Foi a primeira vez que a Banca Estadão, famosa entre os notívagos por ser 24 horas, não abriu suas portas. E a primeira vez, desde 1957, que o jornaleiro mais antigo de São Paulo (como ele se autointitula) passou mais de um mês sem trabalhar. 

Apesar da ocasião, Salvador está sem o jaleco azul com bolsos fundos para as moedas de troco, item essencial para sua jornada madrugada adentro. "E cadê o chapeuzinho?", pergunta outro cliente que o reconhece. Salvador ri alto e espaçado: "Tá descansando, estava cansado". A camisa social amarela guarda o RG e o cartão do banco, sinal do que realmente importa em seus 85 anos. "Eu só vim hoje pra provar que eu estou vivo no banco, senão minha aposentadoria não cai", diz. Parece desapegado do negócio de uma vida. "Saudade?", ele repete a pergunta do repórter. O filho Otávio, do lado de dentro do caixa, olha o pai, também à espera da resposta. Salvador responde, olhando de volta: "Agora é com ele. O que eu tinha que fazer eu já fiz".
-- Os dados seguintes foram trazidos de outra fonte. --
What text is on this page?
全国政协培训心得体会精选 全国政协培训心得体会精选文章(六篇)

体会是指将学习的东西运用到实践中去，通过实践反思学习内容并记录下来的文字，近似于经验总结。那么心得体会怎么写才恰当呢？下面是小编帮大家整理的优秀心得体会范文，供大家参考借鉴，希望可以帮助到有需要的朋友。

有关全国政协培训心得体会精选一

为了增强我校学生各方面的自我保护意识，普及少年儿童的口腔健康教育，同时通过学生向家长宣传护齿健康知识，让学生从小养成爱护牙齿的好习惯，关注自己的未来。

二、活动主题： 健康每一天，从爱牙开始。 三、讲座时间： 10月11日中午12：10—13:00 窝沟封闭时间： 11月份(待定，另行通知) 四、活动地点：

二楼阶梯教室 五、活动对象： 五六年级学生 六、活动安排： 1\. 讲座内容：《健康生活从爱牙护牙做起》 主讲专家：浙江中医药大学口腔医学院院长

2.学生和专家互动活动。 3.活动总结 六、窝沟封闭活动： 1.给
O poste Salvador Neves chegou de navio em São Paulo em 1957, vindo de Portugal com o pai, a mãe e sete irmãos. Logo de cara, arranjou emprego no centro da cidade, como jornaleiro. "Fiz minha vida aqui ao redor", ele diz, olhando para os prédios em torno do viaduto, seu local de trabalho há quase 50 anos. "Plantei milho na avenida Consolação, deu cada espigão!", conta. A família vendeu um caminhão de batata e alguns quilos de feijão para vir ao Brasil em busca de prosperidade. Mas o país hoje, ele diz, lembra muito a situação em Portugal. "O povo estava passando fome. É o que está acontecendo aqui. Nós não temos presidente e os latifundiários estão comandando o país. Vão lá fora, compram arroz e feijão por 5 e vendem por 200 pro povo", explica.

Cinco anos depois, Salvador teve sua própria banca - que, na época, era de madeira e se resumia a dois cavaletes e uma tábua na porta de um bar. Ele mostra uma foto amarelada em que aparece encostado ao lado dos jornais, enquanto um cliente lia as notícias do dia. Tinha pinta de galã, com o bigodinho na régua, que mantém até hoje. "Eu ficava 14 horas de pé. Trazia no lombo mil exemplares. De manhã era uma fila que se fazia para comprar. Minha banca estava em primeiro lugar nas vendas", diz orgulhoso.


                                                                                                                     TV Gazeta/Salvador (a direita) em seu começo como jornaleiro

O lugar exato está a alguns metros dali. Salvador dá passos firmes na calçada esburacada e anda curvado em direção à praça Desembargador Mario Píres, onde se encontram a avenida Consolação e a rua Martins Fontes. Naquela manhã, funcionários da prefeitura quebravam o pavimento no cruzamento. Ao som das britadeiras, ele segue com o dedo em riste em direção ao poste de luz antigo. O chamado "poste da Light", que iluminou São Paulo de uma forma ampla em 1927, é o único elemento da foto que ainda está ali: cheio de adesivo e alguns chicletes ressecados. "Não tinha nenhum desses prédios, era tudo casinha", diz. Uma mulher de cabelos grisalhos passa e o reconhece. Simpático, logo mostra a foto da época. "Foi exatamente aqui, foi quando eu comecei", aponta.(Fonte:https://tab.uol.com.br/)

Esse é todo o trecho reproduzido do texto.